Eigenanteil liegt bei zehn Prozent

Brandenburgs Finanzminister Christtan Görke war höchstselbst nach Rathenow gekommen, um sich anzusehen, was mit dem über sein Ministerium ausgereichten Geld geschehen soll. In der Kita Jenny Marx, der mit Abstand größten Kita der Stadt, ließ er sich von Leiterin Heidrun Höffler durch das Haus und über das Außengelände führen. Letzteres soll noch in diesem Jahr mit rund 400.000 Euro aus besagtem Programm aufgewertet werden.

Und der Minister musste nicht groß von der Notwendigkeit dieser Investition überzeugt werden: Die maroden Gehwege, der durchgerostete Zaun, die Spielgeräte aus den 70er Jahren – der Sanierungsbedarf könnte augenfälliger nicht sein. Und weil der Minister schon mal da war, schaute er sich auch jene vier Gruppeneinheiten an, die im kommenden Jahr für 350.000 Euro aus demselben Programm hergerichtet werden sollen.

In diesem Jahr sollen die Außenalagen der Kita Jenny Marx aufgebessert werden. Quelle: Markus Kniebeler

„Das Geld ist bestens angelegt, weil es den Kindern zugute kommt“, so Görke.Eine bessere Investition in die Zukunft könne er sich gar nicht vorstellen. Görke erläuterte, dass von den 3,5 Milliarden Euro, die der Bund von 2015 bis 2018 an finanzschwache Kommunen verteile, 108 Millionen nach Brandenburg flössen. Neben Rathenow kämen 113 weitere Kommunen in den Genuss dieses Geldes.

Auf diese Art und Weise werde in Rathenow beispielsweise der bauliche Zustand in Kitas und Schulen erheblich verbessert, sagte der Minister, der am Mittwoch neben der Kita Jenny Marx auch noch die Nachbarkita Kleine Philosophen besuchte. Hier soll – ebenfalls noch in diesem Jahr – für 100.000 Euro die Fassade saniert werden. „Von diesem Investitionsprogramm wird neben den Kindern die heimische Wirtschaft erheblich profitieren“, so Görke. Denn die Aufträge würden naturgemäß an Betriebe der Region vergeben.

Bei seinem Rungang warf Görke übrigens immer wieder sehnsuchtsvolle Blicke in die Ruheräume, in denen die Kinder friedlich schlummerten. „Ein Mittagsschläfchen, herrlich“, seufzte er. Und man spürte, dass ihm ein solcher sorgenfreier Genuss schon lange nicht mehr vergönnt gewesen ist.

Geld für Kitas und Schulen

2,81 Millionen Euro erhält die Stadt Rathenow in diesem und in den kommenden zwei Jahren aus dem Investitionsprogramm für finanzschwache Kommunen. Zusammen mit dem städtischen Eigenanteil von zehn Prozent stehen also rund 3,1 Millionen Euro zur Verfügung.
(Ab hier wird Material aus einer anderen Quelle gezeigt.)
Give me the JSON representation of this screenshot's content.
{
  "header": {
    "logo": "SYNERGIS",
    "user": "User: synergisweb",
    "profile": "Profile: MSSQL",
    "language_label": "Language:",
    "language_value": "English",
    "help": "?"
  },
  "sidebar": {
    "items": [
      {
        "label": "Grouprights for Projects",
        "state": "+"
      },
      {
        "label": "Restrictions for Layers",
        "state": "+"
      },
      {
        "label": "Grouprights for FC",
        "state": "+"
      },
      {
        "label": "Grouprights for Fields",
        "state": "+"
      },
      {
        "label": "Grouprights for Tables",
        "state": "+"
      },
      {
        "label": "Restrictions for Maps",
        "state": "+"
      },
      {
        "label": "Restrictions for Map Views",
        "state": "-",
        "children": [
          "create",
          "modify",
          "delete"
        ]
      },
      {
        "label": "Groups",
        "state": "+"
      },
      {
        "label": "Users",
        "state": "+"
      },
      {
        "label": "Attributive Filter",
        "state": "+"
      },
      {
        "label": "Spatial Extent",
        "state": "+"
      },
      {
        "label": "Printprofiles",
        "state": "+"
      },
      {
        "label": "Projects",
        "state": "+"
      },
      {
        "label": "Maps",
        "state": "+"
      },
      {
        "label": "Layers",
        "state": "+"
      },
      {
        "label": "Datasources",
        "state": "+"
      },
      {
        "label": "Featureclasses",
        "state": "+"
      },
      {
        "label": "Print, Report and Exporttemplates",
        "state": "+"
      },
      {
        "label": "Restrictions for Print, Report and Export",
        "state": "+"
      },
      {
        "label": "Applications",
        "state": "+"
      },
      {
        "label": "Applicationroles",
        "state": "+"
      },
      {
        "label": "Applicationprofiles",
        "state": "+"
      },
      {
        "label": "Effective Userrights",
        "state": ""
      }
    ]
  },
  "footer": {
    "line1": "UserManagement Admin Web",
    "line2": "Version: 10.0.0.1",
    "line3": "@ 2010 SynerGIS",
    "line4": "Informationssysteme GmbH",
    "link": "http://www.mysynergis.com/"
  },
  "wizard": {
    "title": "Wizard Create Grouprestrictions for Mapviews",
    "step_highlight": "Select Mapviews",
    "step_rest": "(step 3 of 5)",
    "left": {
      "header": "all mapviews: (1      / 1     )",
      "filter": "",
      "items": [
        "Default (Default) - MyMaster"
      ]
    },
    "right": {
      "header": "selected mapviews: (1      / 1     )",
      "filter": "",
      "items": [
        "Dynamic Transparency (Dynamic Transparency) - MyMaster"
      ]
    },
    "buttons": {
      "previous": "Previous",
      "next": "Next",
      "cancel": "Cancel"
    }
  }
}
Das Geld wird nach einer von den Stadtverordneten beschlossenen Investitionsliste vor allem in die Aufwertung von Kitas und Schulen fließen. Von den zehn beschlossenen Vorhaben gehört ein einziges nicht in den Bereich Bildungsinfrastruktur (die Sanierung der Flutlichtanlage im Stadion Vogelgesang).
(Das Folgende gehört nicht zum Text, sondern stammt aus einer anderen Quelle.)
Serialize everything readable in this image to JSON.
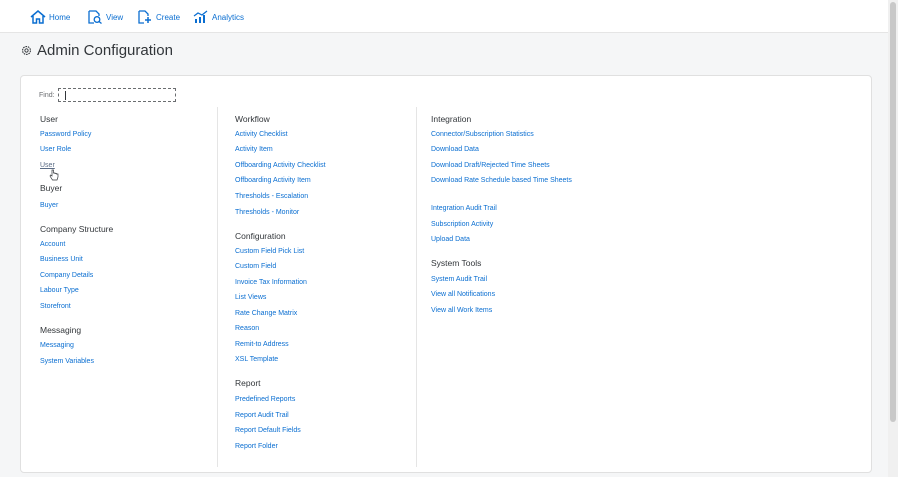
{
  "nav": {
    "home": "Home",
    "view": "View",
    "create": "Create",
    "analytics": "Analytics"
  },
  "page": {
    "title": "Admin Configuration"
  },
  "find": {
    "label": "Find:",
    "value": ""
  },
  "sections": {
    "user": {
      "title": "User",
      "items": [
        "Password Policy",
        "User Role",
        "User"
      ]
    },
    "buyer": {
      "title": "Buyer",
      "items": [
        "Buyer"
      ]
    },
    "company": {
      "title": "Company Structure",
      "items": [
        "Account",
        "Business Unit",
        "Company Details",
        "Labour Type",
        "Storefront"
      ]
    },
    "messaging": {
      "title": "Messaging",
      "items": [
        "Messaging",
        "System Variables"
      ]
    },
    "workflow": {
      "title": "Workflow",
      "items": [
        "Activity Checklist",
        "Activity Item",
        "Offboarding Activity Checklist",
        "Offboarding Activity Item",
        "Thresholds - Escalation",
        "Thresholds - Monitor"
      ]
    },
    "configuration": {
      "title": "Configuration",
      "items": [
        "Custom Field Pick List",
        "Custom Field",
        "Invoice Tax Information",
        "List Views",
        "Rate Change Matrix",
        "Reason",
        "Remit-to Address",
        "XSL Template"
      ]
    },
    "report": {
      "title": "Report",
      "items": [
        "Predefined Reports",
        "Report Audit Trail",
        "Report Default Fields",
        "Report Folder"
      ]
    },
    "integration": {
      "title": "Integration",
      "items": [
        "Connector/Subscription Statistics",
        "Download Data",
        "Download Draft/Rejected Time Sheets",
        "Download Rate Schedule based Time Sheets",
        "Integration Audit Trail",
        "Subscription Activity",
        "Upload Data"
      ]
    },
    "systemtools": {
      "title": "System Tools",
      "items": [
        "System Audit Trail",
        "View all Notifications",
        "View all Work Items"
      ]
    }
  },
  "colors": {
    "link": "#0a6ed1",
    "heading": "#32363a"
  }
}
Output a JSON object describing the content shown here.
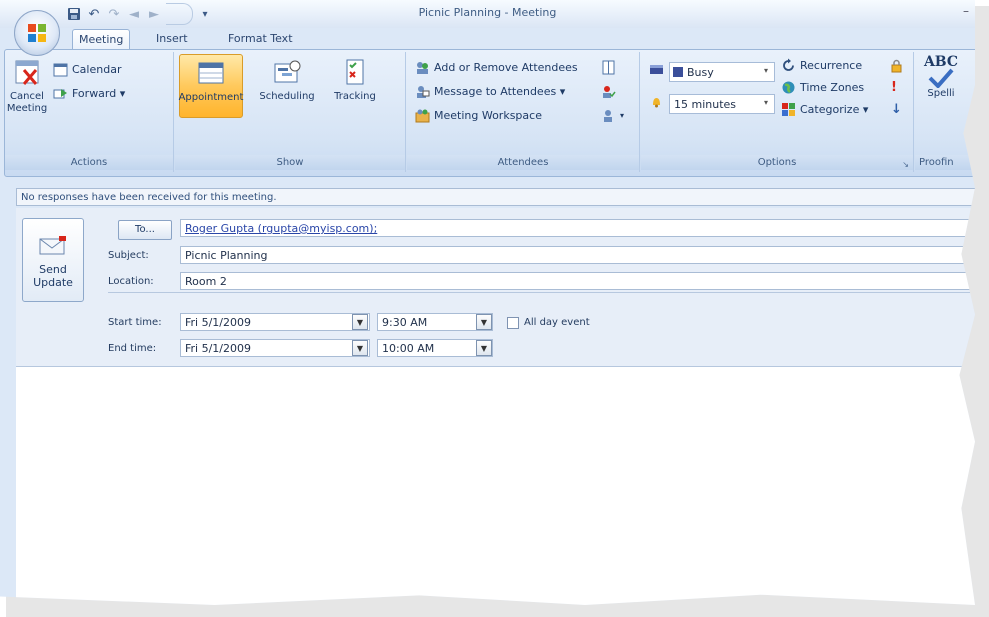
{
  "window": {
    "title": "Picnic  Planning - Meeting",
    "minimize_glyph": "–"
  },
  "tabs": [
    {
      "label": "Meeting",
      "active": true
    },
    {
      "label": "Insert",
      "active": false
    },
    {
      "label": "Format Text",
      "active": false
    }
  ],
  "ribbon": {
    "actions": {
      "label": "Actions",
      "cancel_meeting": "Cancel Meeting",
      "calendar": "Calendar",
      "forward": "Forward ▾"
    },
    "show": {
      "label": "Show",
      "appointment": "Appointment",
      "scheduling": "Scheduling",
      "tracking": "Tracking"
    },
    "attendees": {
      "label": "Attendees",
      "add_remove": "Add or Remove Attendees",
      "message": "Message to Attendees ▾",
      "workspace": "Meeting Workspace"
    },
    "options": {
      "label": "Options",
      "show_as": "Busy",
      "reminder": "15 minutes",
      "recurrence": "Recurrence",
      "time_zones": "Time Zones",
      "categorize": "Categorize ▾"
    },
    "proofing": {
      "label": "Proofin",
      "spelling": "Spelli",
      "abc": "ABC"
    }
  },
  "infobar": {
    "text": "No responses have been received for this meeting."
  },
  "form": {
    "send_update": "Send Update",
    "to_button": "To...",
    "to_value": "Roger Gupta (rgupta@myisp.com);",
    "subject_label": "Subject:",
    "subject_value": "Picnic  Planning",
    "location_label": "Location:",
    "location_value": "Room 2",
    "start_label": "Start time:",
    "start_date": "Fri 5/1/2009",
    "start_time": "9:30 AM",
    "all_day_label": "All day event",
    "all_day_checked": false,
    "end_label": "End time:",
    "end_date": "Fri 5/1/2009",
    "end_time": "10:00 AM"
  },
  "colors": {
    "ribbon_bg": "#d6e4f5",
    "active_button": "#ffc95c",
    "frame": "#dce8f7"
  }
}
In diesem Jahr werden die Bauarbeiter in drei städtischen Kitas aktiv: In der Kita Jenny Marx werden 400.000 Euro in die Sanierung der Außenanlagen gesteckt. Die Kita „Haus der Kleinen Strolche“ am Weinberg erhält 200000 Euro für Arbeiten an Fassade und Brandschutzeinrichtungen. In der Kita „Die Kleinen Philosophen“ im Philosophenweg wird die Fassade saniert (100.000 Euro).